Cloud-first. Good for greenfield AI; less natural for ERP-adjacent workloads.
Best-of-breed where it counts
Pragmatic, not dogmatic — Unstructured.io for document parsing, Confluent for streaming, GPT and Claude alongside Granite.
Tends to pull every workload into the Microsoft stack by default.
Next steps

A two-and-a-half hour working session — then a Phase 1 SOW.

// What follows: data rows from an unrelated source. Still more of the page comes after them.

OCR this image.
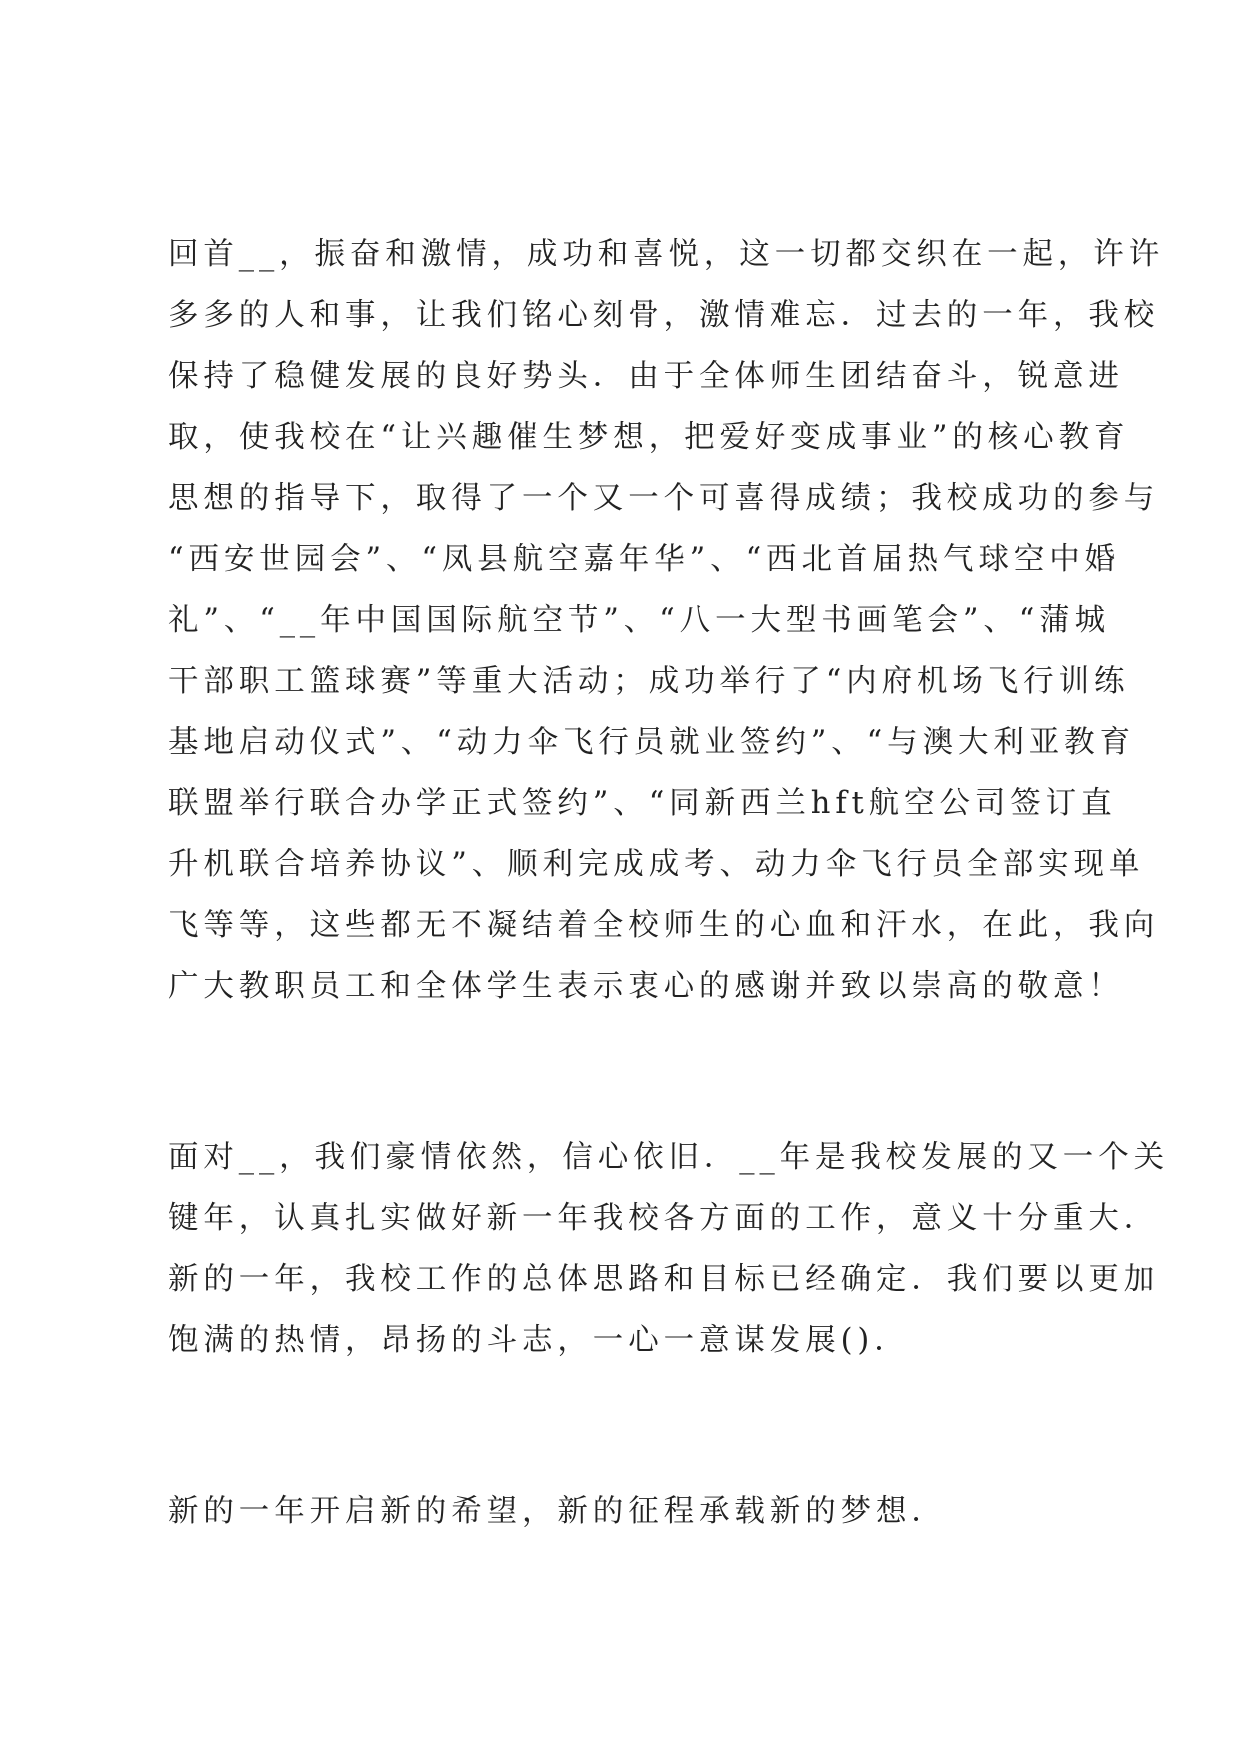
回首__，振奋和激情，成功和喜悦，这一切都交织在一起，许许
多多的人和事，让我们铭心刻骨，激情难忘．过去的一年，我校
保持了稳健发展的良好势头．由于全体师生团结奋斗，锐意进
取，使我校在“让兴趣催生梦想，把爱好变成事业”的核心教育
思想的指导下，取得了一个又一个可喜得成绩；我校成功的参与
“西安世园会”、“凤县航空嘉年华”、“西北首届热气球空中婚
礼”、“__年中国国际航空节”、“八一大型书画笔会”、“蒲城
干部职工篮球赛”等重大活动；成功举行了“内府机场飞行训练
基地启动仪式”、“动力伞飞行员就业签约”、“与澳大利亚教育
联盟举行联合办学正式签约”、“同新西兰hft航空公司签订直
升机联合培养协议”、顺利完成成考、动力伞飞行员全部实现单
飞等等，这些都无不凝结着全校师生的心血和汗水，在此，我向
广大教职员工和全体学生表示衷心的感谢并致以崇高的敬意！
面对__，我们豪情依然，信心依旧．__年是我校发展的又一个关
键年，认真扎实做好新一年我校各方面的工作，意义十分重大．
新的一年，我校工作的总体思路和目标已经确定．我们要以更加
饱满的热情，昂扬的斗志，一心一意谋发展()．
新的一年开启新的希望，新的征程承载新的梦想．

No long sales cycle. The April 20 conversation already established intent. The next meeting designs Phase 1.

Proposed workshop agenda

  • 0:00
    Recap of April 20 conversation & confirm guiding principles
  • 0:20
    Deep-dive: lakehouse on Fusion — sizing, deployment model, Iceberg
  • 0:50
    Governance & AI security walkthrough on NYX-shaped data
  • 1:20
    Planning Analytics demo against synthetic NYX shipment data
  • 1:50
    Joint plan with the Azure-side AI lead — interfaces, not turf
  • 2:15
    Phase 1 statement of work, cost envelope, success criteria

Stakeholders

  • Andrew Fritch
    NYX — IT leadership, sponsor
  • NYX AI lead
    NYX — Azure-side AI program
  • NYX estimating lead
    NYX — pilot owner for estimating copilot
  • Mangat Rai
    IBM — watsonx.data
  • Eyal Abraham
    IBM — watsonx.governance & AI
  • Chris McCool
    Partner — program lead
  • Jack Kaden
    Partner — engagement coordination

Glossary

watsonx.data
IBM's open lakehouse engine. Single copy of data, multiple query engines.
IBM Fusion
Storage and compute fabric watsonx.data runs on. Hybrid-friendly.
Apache Iceberg
Open table format. Lets Spark, Presto, and others share one dataset.
CDC
Change data capture — streams row-level changes out of DB2 in near-real-time.
watsonx.orchestrate
Builds and runs AI agents and workflows across systems and models.
Granite
IBM's family of foundation models. Used alongside GPT and Claude where it fits.

Prepared for NYX Inc. · Based on the April 20, 2026 working session with IBM and partner teams.